Security Champions, Shift-Left Solutions and Vulnerability Disclosure Programs: A guide to democratizing AppSec and enhancing security quality for services

In an era where the demand for cyber security talent is growing faster than companies can hire and the shift to remote work is introducing new security threats, methods that can augment an organization’s security throughout the Software Development Life Cycle (SDLC) aren’t a “nice to have” — they are essential.

At the recent OWASP 2022 Global AppSec APAC Conference, three of Rakuten’s cyber security professionals contributed topics on the theme of AppSec democratization, highlighting approaches any organization can take to enhance the quality of their services’ security.

Illustration: The Software Development Life Cycle (SDLC)
Illustration: The Software Development Life Cycle (SDLC)

Democratizing AppSec – Part I: What a Security Champions program looks like nine years strong and growing

Alex Olsen, Secure Development CoE Manager at Rakuten Group.
Alex Olsen, Secure Development CoE Manager at Rakuten Group.

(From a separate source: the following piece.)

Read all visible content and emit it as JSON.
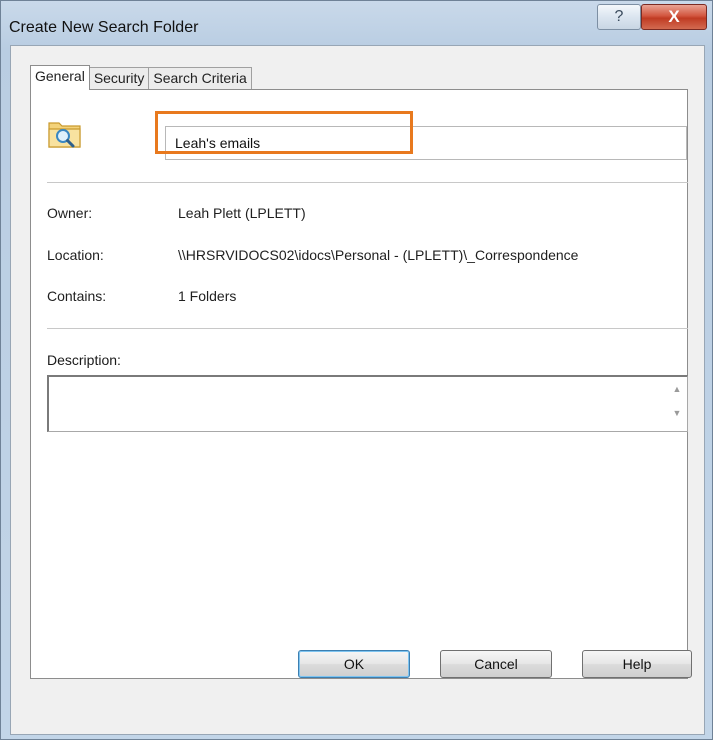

A Security Champions program consists of members from the development team(s) who act as an extension of the security team in their role as Security Champions. Security Champions help promote and maintain security awareness and practices — and actively look for risks and security issues in the organization.

Alex Olsen, Secure Development CoE Manager, Rakuten Group, led a talk focusing on the preparation phase of the SDLC. At the conference, Olsen covered several key questions that should be considered before starting a Security Champions program:

  1. What value do security governance and Security Champion empowerment activities bring to an organization?
  2. What are the factors to consider in terms of scope, cost and effort?
  3. What has gone well? What type of activities did not add value?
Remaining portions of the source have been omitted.